ドアを蹴破るぐらいの勢いで現れた少女は、口を裂けるのではないかと心配になるくらい大きく開けて怒鳴った。
「コラッ! もう授業が始まるぞっ」
彼女の肩より少し長い茶色がかったブロンドの髪が、午後の陽光に照らされて輝いている。
太陽のように大きな瞳には、怒りの炎が燃え上がっている、気がする。
活発そうな彼女の名はファイン。
それでいて、上品な雰囲気を持っているのは、エルグランテ家という高貴な血筋ゆえだろう。
「ホラッ! 行くよ!」
ファインはルーザの手を引っ張った。
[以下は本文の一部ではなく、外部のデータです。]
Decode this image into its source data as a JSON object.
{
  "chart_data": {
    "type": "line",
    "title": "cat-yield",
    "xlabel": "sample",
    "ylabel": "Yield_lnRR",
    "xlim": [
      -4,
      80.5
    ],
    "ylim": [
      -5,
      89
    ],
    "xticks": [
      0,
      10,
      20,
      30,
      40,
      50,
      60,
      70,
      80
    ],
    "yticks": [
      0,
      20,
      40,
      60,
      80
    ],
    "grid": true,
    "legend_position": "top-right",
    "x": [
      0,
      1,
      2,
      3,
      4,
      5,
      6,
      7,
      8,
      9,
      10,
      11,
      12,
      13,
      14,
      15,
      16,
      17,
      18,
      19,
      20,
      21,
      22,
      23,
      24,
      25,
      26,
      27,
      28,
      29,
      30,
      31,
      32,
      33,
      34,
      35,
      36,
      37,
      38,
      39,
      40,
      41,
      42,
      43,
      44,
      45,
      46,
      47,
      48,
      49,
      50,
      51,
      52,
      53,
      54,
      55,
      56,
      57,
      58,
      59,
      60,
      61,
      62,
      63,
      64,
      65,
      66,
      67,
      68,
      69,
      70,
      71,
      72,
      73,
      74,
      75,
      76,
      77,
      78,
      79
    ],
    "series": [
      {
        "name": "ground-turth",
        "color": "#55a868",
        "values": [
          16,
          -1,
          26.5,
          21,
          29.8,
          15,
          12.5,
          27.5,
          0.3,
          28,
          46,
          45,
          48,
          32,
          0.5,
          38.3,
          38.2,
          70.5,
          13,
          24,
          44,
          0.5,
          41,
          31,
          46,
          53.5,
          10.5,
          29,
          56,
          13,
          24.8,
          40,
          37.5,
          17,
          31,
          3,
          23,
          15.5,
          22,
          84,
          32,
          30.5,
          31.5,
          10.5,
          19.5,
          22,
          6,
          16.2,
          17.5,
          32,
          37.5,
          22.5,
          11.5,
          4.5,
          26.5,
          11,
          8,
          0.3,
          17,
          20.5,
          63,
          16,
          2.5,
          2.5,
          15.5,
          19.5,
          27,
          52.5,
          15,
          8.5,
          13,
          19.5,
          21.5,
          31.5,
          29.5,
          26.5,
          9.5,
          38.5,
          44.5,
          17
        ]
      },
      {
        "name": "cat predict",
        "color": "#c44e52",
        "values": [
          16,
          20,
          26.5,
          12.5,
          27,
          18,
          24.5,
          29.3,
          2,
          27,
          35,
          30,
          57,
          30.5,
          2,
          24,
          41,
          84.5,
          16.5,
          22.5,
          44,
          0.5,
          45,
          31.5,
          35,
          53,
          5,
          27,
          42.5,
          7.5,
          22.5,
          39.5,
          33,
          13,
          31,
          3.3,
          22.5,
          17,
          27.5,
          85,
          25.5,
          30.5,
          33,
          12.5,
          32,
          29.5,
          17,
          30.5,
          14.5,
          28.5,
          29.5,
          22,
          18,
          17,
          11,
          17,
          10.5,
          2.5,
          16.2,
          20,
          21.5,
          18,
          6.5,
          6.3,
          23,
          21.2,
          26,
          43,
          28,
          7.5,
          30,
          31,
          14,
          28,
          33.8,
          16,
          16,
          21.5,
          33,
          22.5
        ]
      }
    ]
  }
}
千切れるくらいに。
「痛い。お前は力が強すぎるんだよ」
「なんだってェ」
二人の様子を眺めていたヴァルサーは、楽しげに笑っていた。青空が良く似合う笑顔だ。
「早くしなさいよ」
「次の授業、何?」
「神学だよ」
ルーザとヴァルサーは、顔を向かい合わせて嫌そうな顔をしていた。理由はまるで違うのだが。
ルーザは、めんどくさそうにファインについていく。ヴァルサーが後ろに続く。
「ファイン」
どちらが呼んだかは分からない。けれど、振り向いた彼女の笑顔は二人に降り注いだ。